Federal repeals court denies access to information on Guantanamo ‘high value’ detainees

The American Civil Liberties Union lost a round in federal court when the U.S. Court of Appeals in Washington, D.C. ruled that the government did not have to release information about 14 suspected terrorist leaders and operatives held in Guantanamo. -db

The Reporters Committee for Freedom of the Press
January 20, 2011
By Rachel Costello

The Department of Defense and the CIA do not have to disclose information pertaining to 14 “high value” detainees held at Guantanamo Bay Naval Base under federal Freedom of Information Act, the U.S. Court of Appeals in Washington, D.C., ruled Tuesday in ACLU v. Department of Defense.

In a 2006 speech, President George W. Bush said 14 suspected terrorist leaders and operatives were being held and questioned outside the U.S., but the program was shut down and the detainees were transferred to Guantanamo Bay. There, they were subject to hearings before the Combatant Status Review Tribunals. The ACLU submitted FOIA requests for the full transcripts of the hearings and records provided to the tribunals about the detainees. All information related to the capture, detention and interrogation of the detainees was withheld.

The government relied on FOIA Exemptions 1 and 3 to justify withholding the records. Exemption 1 allows federal agencies to withhold from disclosure records relating to national defense or foreign policy that are properly classified pursuant to executive order. Exemption 3 permits federal agencies to withhold records that are specifically exempted from disclosure by statute.

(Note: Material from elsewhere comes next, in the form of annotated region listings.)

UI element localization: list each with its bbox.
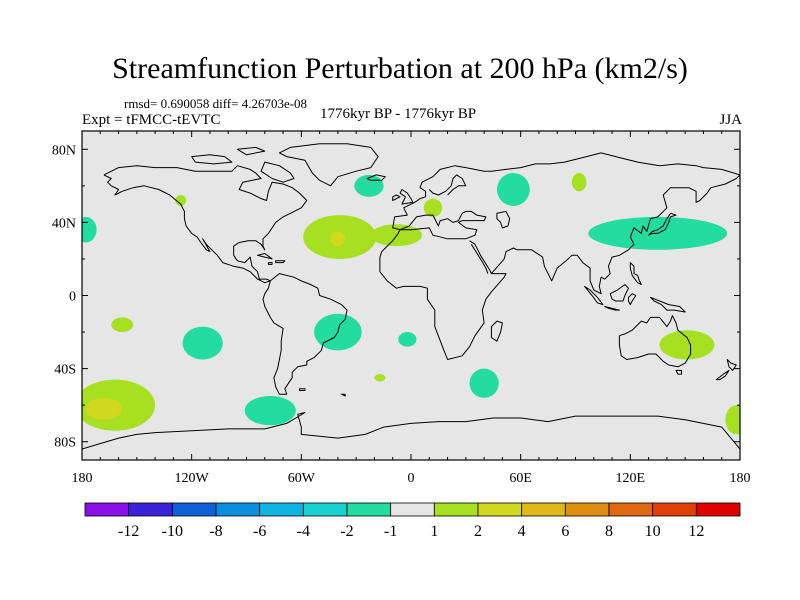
period-label: 1776kyr BP - 1776kyr BP xyxy=(320,106,477,122)
coast-antarctica xyxy=(82,412,740,450)
anomaly-region-7 xyxy=(244,396,296,426)
coast-caspian-sea xyxy=(496,210,511,229)
colorbar-label-6: -1 xyxy=(384,523,397,540)
colorbar: -12 -10 -8 -6 -4 -2 -1 1 2 4 6 8 10 12 xyxy=(84,502,741,540)
x-tick-label: 180 xyxy=(72,471,93,486)
colorbar-swatch-4 xyxy=(259,502,304,517)
x-tick-label: 60E xyxy=(509,471,532,486)
y-tick-label: 80N xyxy=(52,143,76,158)
coast-indonesia xyxy=(584,262,686,313)
coast-red-sea xyxy=(469,240,492,274)
coast-japan xyxy=(648,212,677,236)
colorbar-label-12: 10 xyxy=(645,523,661,540)
colorbar-label-10: 6 xyxy=(561,523,569,540)
anomaly-region-17 xyxy=(496,173,530,206)
colorbar-label-9: 4 xyxy=(518,523,526,540)
coast-south-georgia xyxy=(341,393,346,397)
coast-med-caspian xyxy=(399,210,487,240)
anomaly-region-14 xyxy=(398,332,417,347)
colorbar-swatch-8 xyxy=(433,502,479,517)
y-tick-label: 40S xyxy=(54,363,76,378)
colorbar-swatch-9 xyxy=(477,502,523,517)
coast-eurasia-africa xyxy=(379,152,740,360)
season-label: JJA xyxy=(719,112,742,128)
colorbar-swatch-7 xyxy=(390,502,435,517)
colorbar-label-5: -2 xyxy=(340,523,353,540)
map-background xyxy=(82,131,740,460)
colorbar-swatch-6 xyxy=(346,502,392,517)
colorbar-swatch-2 xyxy=(171,502,217,517)
colorbar-swatch-13 xyxy=(652,502,697,517)
anomaly-region-2 xyxy=(85,397,123,420)
colorbar-swatch-11 xyxy=(564,502,610,517)
colorbar-label-4: -4 xyxy=(297,523,310,540)
colorbar-label-2: -8 xyxy=(209,523,222,540)
rmsd-diff-stats: rmsd= 0.690058 diff= 4.26703e-08 xyxy=(124,96,308,111)
coast-greenland xyxy=(278,143,379,187)
x-tick-label: 60W xyxy=(288,471,316,486)
anomaly-region-4 xyxy=(111,317,134,333)
coast-arctic-islands xyxy=(191,146,266,165)
colorbar-swatch-12 xyxy=(608,502,654,517)
colorbar-label-0: -12 xyxy=(118,523,139,540)
colorbar-swatch-10 xyxy=(521,502,566,517)
x-tick-label: 0 xyxy=(408,471,415,486)
colorbar-label-3: -6 xyxy=(253,523,266,540)
colorbar-label-8: 2 xyxy=(474,523,482,540)
x-tick-label: 180 xyxy=(730,471,751,486)
coast-madagascar xyxy=(490,320,503,342)
coast-falklands xyxy=(299,388,306,391)
x-tick-label: 120W xyxy=(175,471,210,486)
anomaly-region-20 xyxy=(659,330,715,360)
x-tick-label: 120E xyxy=(616,471,646,486)
anomaly-region-12 xyxy=(423,198,443,217)
colorbar-label-11: 8 xyxy=(605,523,613,540)
colorbar-swatch-0 xyxy=(84,502,130,517)
coast-south-america xyxy=(262,273,348,395)
coast-north-america xyxy=(103,165,308,284)
coast-australia xyxy=(618,315,692,368)
experiment-label: Expt = tFMCC-tEVTC xyxy=(82,112,221,128)
coast-british-isles xyxy=(392,189,414,205)
y-tick-label: 0 xyxy=(69,290,76,305)
anomaly-region-3 xyxy=(82,216,97,243)
colorbar-label-7: 1 xyxy=(430,523,438,540)
coast-scandinavia-gulf xyxy=(428,174,467,196)
anomaly-contours xyxy=(82,173,740,435)
y-tick-label: 80S xyxy=(54,436,76,451)
anomaly-region-10 xyxy=(330,231,346,247)
coastlines xyxy=(82,143,740,450)
coast-new-zealand xyxy=(715,359,737,381)
anomaly-region-5 xyxy=(175,194,187,206)
anomaly-region-6 xyxy=(182,326,223,360)
colorbar-label-1: -10 xyxy=(162,523,183,540)
colorbar-swatch-14 xyxy=(695,502,741,517)
anomaly-region-16 xyxy=(469,368,499,398)
colorbar-label-13: 12 xyxy=(688,523,704,540)
anomaly-region-21 xyxy=(725,405,740,435)
map-axes: 180 120W 60W 0 60E 120E 180 80N 40N 0 40S 80S xyxy=(52,131,751,486)
colorbar-swatch-5 xyxy=(302,502,348,517)
coast-iceland xyxy=(366,174,386,181)
y-tick-label: 40N xyxy=(52,216,76,231)
coast-baffin-island xyxy=(260,161,295,183)
colorbar-swatch-3 xyxy=(215,502,261,517)
coast-caribbean-islands xyxy=(257,253,286,265)
anomaly-region-18 xyxy=(571,173,587,192)
anomaly-region-15 xyxy=(374,374,386,382)
coast-tasmania xyxy=(675,369,682,375)
chart-title: Streamfunction Perturbation at 200 hPa (… xyxy=(112,52,688,85)
colorbar-swatch-1 xyxy=(128,502,173,517)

After initially granting the government’s summary judgment motion in October 2008, the district court reconsidered a number of events. First, a number of executive orders were released that changed the classification of a number of documents and reconsidered the legality of what the government calls “enhanced interrogations.” Also, a Red Cross report on the detainees was leaked and published by the New York Review of Books in April 2009.

In light of the developments, the CIA reconsidered the information requests and released an additional document. Back at the district court, the government again filed for summary judgment, claiming the remaining documents are properly withheld under either Exemption 1 or Exemption 3. Once again, the district court granted the motion and the ACLU appealed.

The ACLU contested the exempt status of the information on several fronts. First, the ACLU argued that the publication of the Red Cross report put the information sufficiently into the public sphere as to render the information officially acknowledged. However, the appellate court held it was not officially acknowledged because there were significant differences between the released information and the information contained in the requested documents.

The president’s prohibition of the future use of certain interrogation techniques also does not diminish the government’s ability to classify information about those techniques and withhold it from disclosure, the court held. The court said the potential illegality of the interrogation techniques does not negate proper classification, pointing to the 1980 D.C. Circuit case Lesar v. Department of Justice, where it ruled that illegal surveillance produced properly classified information that was not subject to disclosure.

The requested information was held to be exempted under Exemption 1 because the CIA satisfied the low obstacle of proving it was “plausible” and “logical” to “justify the invocation of a FOIA exemption in the national security context.” The court established its refusal to penalize “a government agency for voluntarily re-evaluating and revising its FOIA withholdings.” Summary judgment “was warranted on the basis of the CIA’s affidavit alone,” and an in chambers review was not necessary because the affidavit was “sufficiently detailed.”